Après la guerre, Turing peut enfin se consacrer à la matérialisation de la machine idéale conçue dans son article de 1936. Il entre au Laboratoire national de physique près de Londres où il rédige en trois mois le projet de construction d’un prototype d’Automatic Computing Engine (ACE). Il ne s’agit pas d’un simple calculateur, comme pour les projets américains concurrents, mais d’une machine susceptible de traiter n’importe quel type de données. Les plans vite achevés, programmeurs et ingénieurs commencent à travailler sur la construction de l’ACE jusqu’à son aboutissement en 1950.

Turing se concentre désormais sur la possibilité de prêter une intelligence à des machines. En octo­bre 1950, il publie son article intitulé “L’ordinateur et l’intelligence”. Souvent considéré comme posant la base de ce qui deviendra l’intelligence artificielle, le texte s’ouvre sur le jeu de l’imitation (Imitation game – 2014) , dans lequel le chercheur imagine le moyen pour une machine de se faire passer pour un être humain.

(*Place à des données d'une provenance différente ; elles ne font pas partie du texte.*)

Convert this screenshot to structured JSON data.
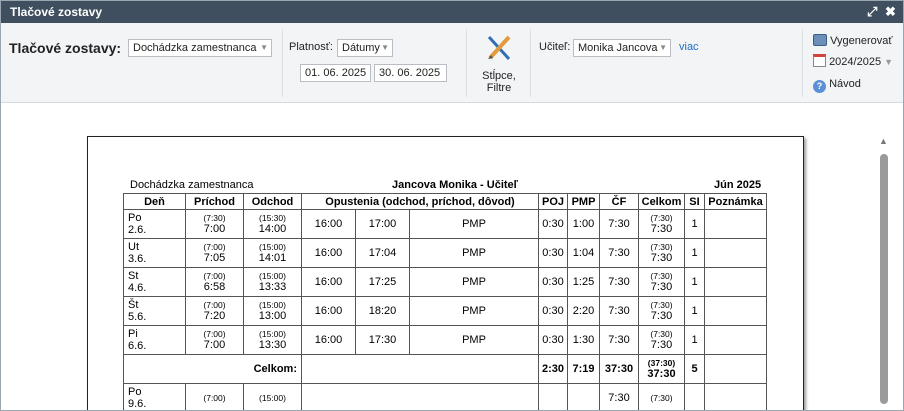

Mais les deux dernières années de sa vie précipitent une fin tragique. Une aventure avec un jeune homme le conduit au tribunal où il plaide coupable pour « pratiques indécentes réitérées en compagnie d’un autre homme ». Considérant qu’il a bien trop de travail pour aller en prison, il accepte l’alternative qu’on lui propose : la castration chimique. Ils peuvent bien faire ce qu’ils veulent de son corps pense-t-il, son esprit, son logiciel, restera intact… « Mais, sous l’effet des hormones, le voilà transformé en ce qu’il s’imagine être une presque femme. Et si la pensée et le corps entretenaient des liens plus profonds qu’il ne le croyait ? Et s’il s’était trompé ? », interroge Jean Lassègue, se figurant les dernières pensées du mathématicien. Le 7 juin 1954, Alan Turing est retrouvé raide et froid dans son lit. La pomme au cyanure a fait son œuvre.

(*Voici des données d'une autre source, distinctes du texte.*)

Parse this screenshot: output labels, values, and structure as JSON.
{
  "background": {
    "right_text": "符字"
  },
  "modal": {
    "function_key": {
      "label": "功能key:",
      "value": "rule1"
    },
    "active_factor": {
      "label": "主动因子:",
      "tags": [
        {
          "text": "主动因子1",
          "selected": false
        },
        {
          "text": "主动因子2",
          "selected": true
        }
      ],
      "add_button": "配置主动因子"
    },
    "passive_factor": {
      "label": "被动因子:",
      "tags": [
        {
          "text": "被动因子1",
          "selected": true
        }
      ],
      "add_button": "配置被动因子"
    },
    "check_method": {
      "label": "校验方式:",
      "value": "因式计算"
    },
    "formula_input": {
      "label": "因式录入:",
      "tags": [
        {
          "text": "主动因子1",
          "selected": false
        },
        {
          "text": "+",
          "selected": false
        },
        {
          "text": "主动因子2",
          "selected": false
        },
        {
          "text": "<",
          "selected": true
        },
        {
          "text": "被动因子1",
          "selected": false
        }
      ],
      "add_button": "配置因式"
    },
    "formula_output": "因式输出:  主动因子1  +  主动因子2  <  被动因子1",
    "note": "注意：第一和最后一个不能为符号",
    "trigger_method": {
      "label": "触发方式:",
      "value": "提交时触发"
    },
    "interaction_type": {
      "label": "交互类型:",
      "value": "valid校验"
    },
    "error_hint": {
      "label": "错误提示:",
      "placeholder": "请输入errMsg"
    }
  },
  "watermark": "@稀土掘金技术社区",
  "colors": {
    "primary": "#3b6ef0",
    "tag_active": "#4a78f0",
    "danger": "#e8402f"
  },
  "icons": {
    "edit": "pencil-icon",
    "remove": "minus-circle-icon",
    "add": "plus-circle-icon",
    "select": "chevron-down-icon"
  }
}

Alan Turing aura eu un impact majeur sur nos vies à tous. La reine Elisabeth II le reconnaît comme héros de guerre et le gracie à titre posthume en 2013. Afin de rendre hommage à ce génie au destin brisé le prix Turing a été créé et est attribué tous les ans depuis 1966 à une personne sélectionnée pour sa contribution de nature technique faite à la communauté informatique.